Transgender journalist and presenter Paris Lees was involved in various parts of the setting up of this scheme said that Paris Lees wrote in a column in The Guardian that “’Boy Meets Girl’ didn’t come about by chance.The writing competition that spawned ‘Boy Meets Girl’, came about after we met BBC comedy bigwig Ian Critchley. The aim was to find a script that didn’t ridicule trans people. We wanted to watch something where trans people were in on the joke, and not just there as the punchline”.
The embryonic seed of ‘Boy Meets Girl’ started to take form at that gathering, along with a number of other proposals across the spectrum of the media. That proposal was to set-up a competition for writers to come-up with a sitcom that had central characters and themes that fully explored the lives and experiences of transgender people. A committee of experts was then organised to run and judge this competition and thus the Trans Comedy Award was created and then launched in late 2012.
By the close of the deadline in February 2013 around 320 scripts were entered into it, a number of weeks after that, the two winners were announced, Tom Glover’s script ‘Nobody’s Perfect’ and Elliot Kerrigan’s script called ‘Love’. Soon after castings and readings for both scripts took place and ultimately, Kerrigan’s script won out, and was renamed ‘Boy Meets Girl’ and was chosen to be filmed as a pilot episode. It’s cast includes the afore mentioned Rebecca Root, and Harry Hepple, who are the show’s romantic leads and the supporting cast is filled out with Denise Welch, Janine Duvitski (both formerly cast in Benidorm), Nigel Betts (Emmerdale), Lizzie Roper (Hollyoaks), and Jonny Dixon (Coronation Street, and the show is executive produced by Tiger Aspect Production’s Sophie Clarke-Jervoise.
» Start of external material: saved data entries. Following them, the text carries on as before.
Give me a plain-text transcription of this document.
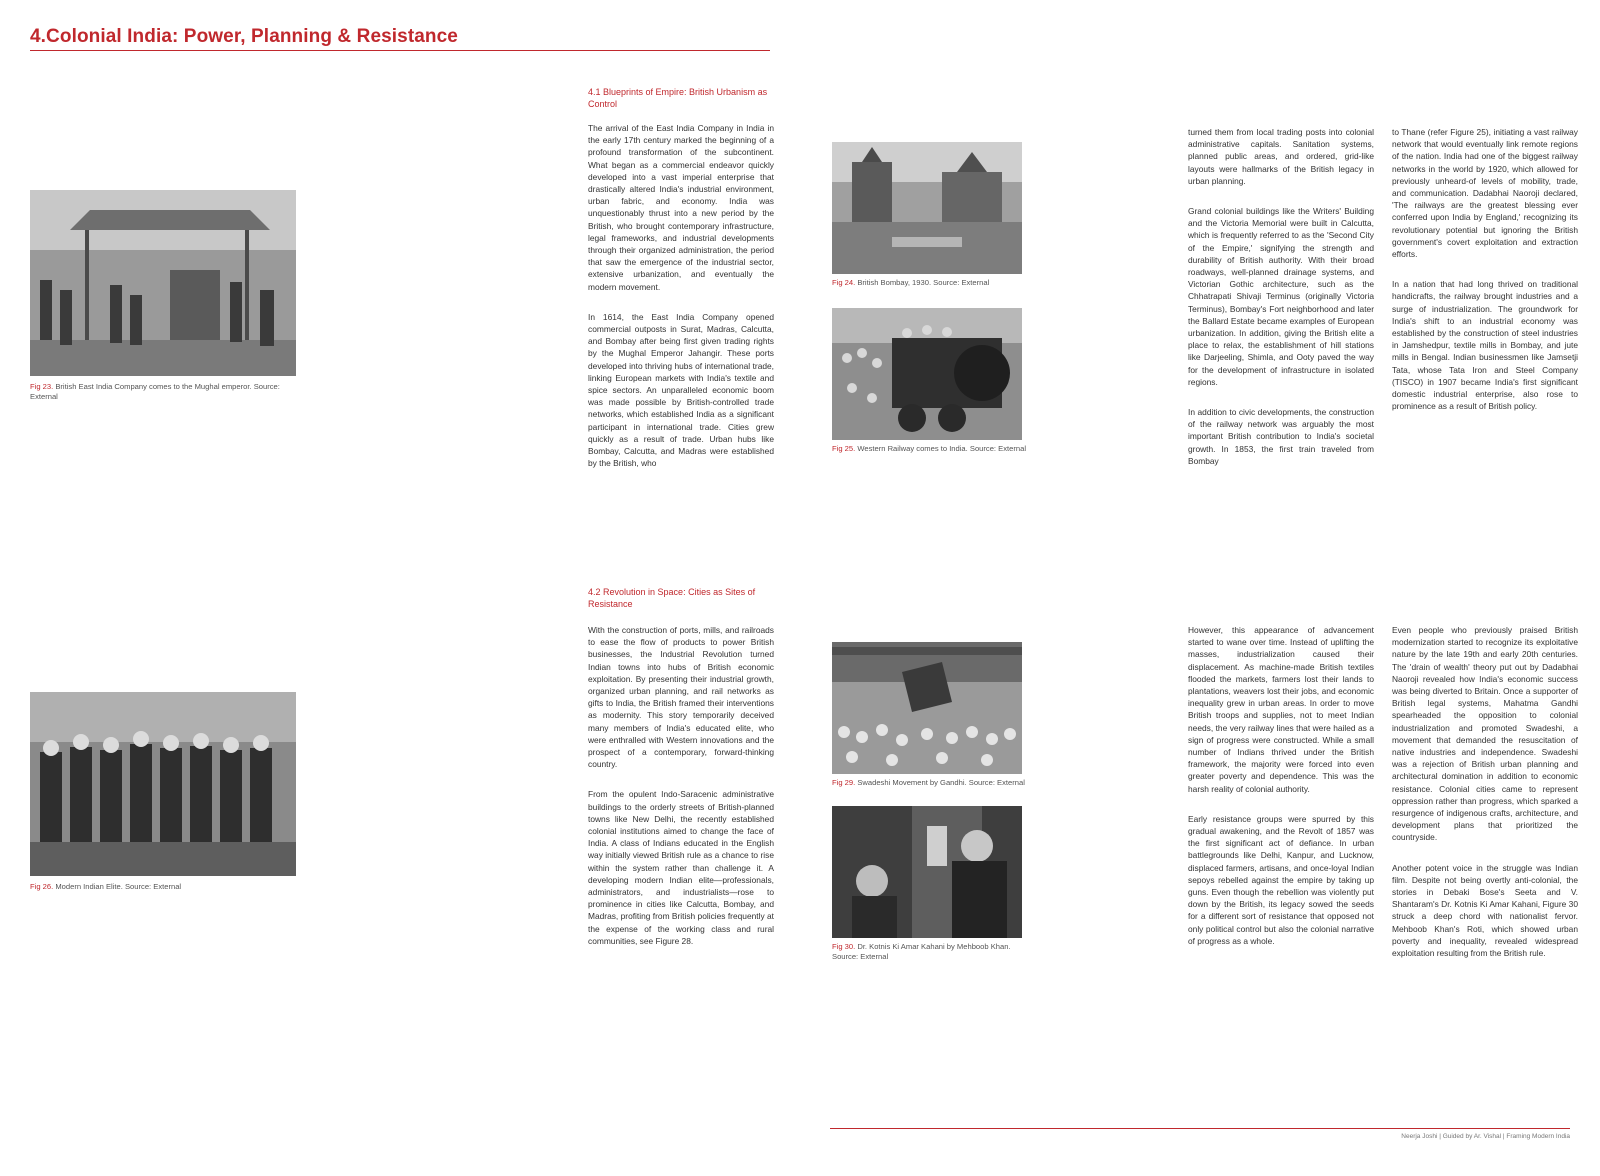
4.Colonial India: Power, Planning & Resistance
Fig 23. British East India Company comes to the Mughal emperor. Source: External
Fig 26. Modern Indian Elite. Source: External
4.1 Blueprints of Empire: British Urbanism as Control

The arrival of the East India Company in India in the early 17th century marked the beginning of a profound transformation of the subcontinent. What began as a commercial endeavor quickly developed into a vast imperial enterprise that drastically altered India's industrial environment, urban fabric, and economy. India was unquestionably thrust into a new period by the British, who brought contemporary infrastructure, legal frameworks, and industrial developments through their organized administration, the period that saw the emergence of the industrial sector, extensive urbanization, and eventually the modern movement.

In 1614, the East India Company opened commercial outposts in Surat, Madras, Calcutta, and Bombay after being first given trading rights by the Mughal Emperor Jahangir. These ports developed into thriving hubs of international trade, linking European markets with India's textile and spice sectors. An unparalleled economic boom was made possible by British-controlled trade networks, which established India as a significant participant in international trade. Cities grew quickly as a result of trade. Urban hubs like Bombay, Calcutta, and Madras were established by the British, who

4.2 Revolution in Space: Cities as Sites of Resistance

With the construction of ports, mills, and railroads to ease the flow of products to power British businesses, the Industrial Revolution turned Indian towns into hubs of British economic exploitation. By presenting their industrial growth, organized urban planning, and rail networks as gifts to India, the British framed their interventions as modernity. This story temporarily deceived many members of India's educated elite, who were enthralled with Western innovations and the prospect of a contemporary, forward-thinking country.

From the opulent Indo-Saracenic administrative buildings to the orderly streets of British-planned towns like New Delhi, the recently established colonial institutions aimed to change the face of India. A class of Indians educated in the English way initially viewed British rule as a chance to rise within the system rather than challenge it. A developing modern Indian elite—professionals, administrators, and industrialists—rose to prominence in cities like Calcutta, Bombay, and Madras, profiting from British policies frequently at the expense of the working class and rural communities, see Figure 28.

Fig 24. British Bombay, 1930. Source: External
Fig 25. Western Railway comes to India. Source: External
Fig 29. Swadeshi Movement by Gandhi. Source: External
Fig 30. Dr. Kotnis Ki Amar Kahani by Mehboob Khan. Source: External

turned them from local trading posts into colonial administrative capitals. Sanitation systems, planned public areas, and ordered, grid-like layouts were hallmarks of the British legacy in urban planning.

Grand colonial buildings like the Writers' Building and the Victoria Memorial were built in Calcutta, which is frequently referred to as the 'Second City of the Empire,' signifying the strength and durability of British authority. With their broad roadways, well-planned drainage systems, and Victorian Gothic architecture, such as the Chhatrapati Shivaji Terminus (originally Victoria Terminus), Bombay's Fort neighborhood and later the Ballard Estate became examples of European urbanization. In addition, giving the British elite a place to relax, the establishment of hill stations like Darjeeling, Shimla, and Ooty paved the way for the development of infrastructure in isolated regions.

In addition to civic developments, the construction of the railway network was arguably the most important British contribution to India's societal growth. In 1853, the first train traveled from Bombay

to Thane (refer Figure 25), initiating a vast railway network that would eventually link remote regions of the nation. India had one of the biggest railway networks in the world by 1920, which allowed for previously unheard-of levels of mobility, trade, and communication. Dadabhai Naoroji declared, 'The railways are the greatest blessing ever conferred upon India by England,' recognizing its revolutionary potential but ignoring the British government's covert exploitation and extraction efforts.

In a nation that had long thrived on traditional handicrafts, the railway brought industries and a surge of industrialization. The groundwork for India's shift to an industrial economy was established by the construction of steel industries in Jamshedpur, textile mills in Bombay, and jute mills in Bengal. Indian businessmen like Jamsetji Tata, whose Tata Iron and Steel Company (TISCO) in 1907 became India's first significant domestic industrial enterprise, also rose to prominence as a result of British policy.

However, this appearance of advancement started to wane over time. Instead of uplifting the masses, industrialization caused their displacement. As machine-made British textiles flooded the markets, farmers lost their lands to plantations, weavers lost their jobs, and economic inequality grew in urban areas. In order to move British troops and supplies, not to meet Indian needs, the very railway lines that were hailed as a sign of progress were constructed. While a small number of Indians thrived under the British framework, the majority were forced into even greater poverty and dependence. This was the harsh reality of colonial authority.

Early resistance groups were spurred by this gradual awakening, and the Revolt of 1857 was the first significant act of defiance. In urban battlegrounds like Delhi, Kanpur, and Lucknow, displaced farmers, artisans, and once-loyal Indian sepoys rebelled against the empire by taking up guns. Even though the rebellion was violently put down by the British, its legacy sowed the seeds for a different sort of resistance that opposed not only political control but also the colonial narrative of progress as a whole.

Even people who previously praised British modernization started to recognize its exploitative nature by the late 19th and early 20th centuries. The 'drain of wealth' theory put out by Dadabhai Naoroji revealed how India's economic success was being diverted to Britain. Once a supporter of British legal systems, Mahatma Gandhi spearheaded the opposition to colonial industrialization and promoted Swadeshi, a movement that demanded the resuscitation of native industries and independence. Swadeshi was a rejection of British urban planning and architectural domination in addition to economic resistance. Colonial cities came to represent oppression rather than progress, which sparked a resurgence of indigenous crafts, architecture, and development plans that prioritized the countryside.

Another potent voice in the struggle was Indian film. Despite not being overtly anti-colonial, the stories in Debaki Bose's Seeta and V. Shantaram's Dr. Kotnis Ki Amar Kahani, Figure 30 struck a deep chord with nationalist fervor. Mehboob Khan's Roti, which showed urban poverty and inequality, revealed widespread exploitation resulting from the British rule.

Neerja Joshi | Guided by Ar. Vishal | Framing Modern India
The pilot was shot in February 2014 and little over a month later the cut was finished and deemed ready for viewings at the Salford Comedy Festival as part of the BBC’s Sitcom Showcase before an audience of over 200 people, a fair portion of which were television insiders and it received a very positive reaction and within months was more or less commissioned for a full six part series and also acquired two additional writers Simon Carlyle and Andrew Mettam, which of course is shooting the subsequent five episodes and re-shooting a few segments of the pilot episode (- that is fairly common thing to happen for many a new television series).
What happens between now and after it is broadcast is still just about anyone’s guess, but the signs so far, seem really rather good, an original idea that has been worked extensively for the best part of three years, smart casting choices (- does the American series TransParent have a transgender lead actor? Nope!).
Let us all hope and wish that this sitcom gives its contemporaries a kick-up the bum and a massive boost for both trans characterisations on television and also the equalities movement for all transgender people.
So, basically, the production cast and crew for ‘Boy Meets Girl’, you are under no pressure whatsoever (cough).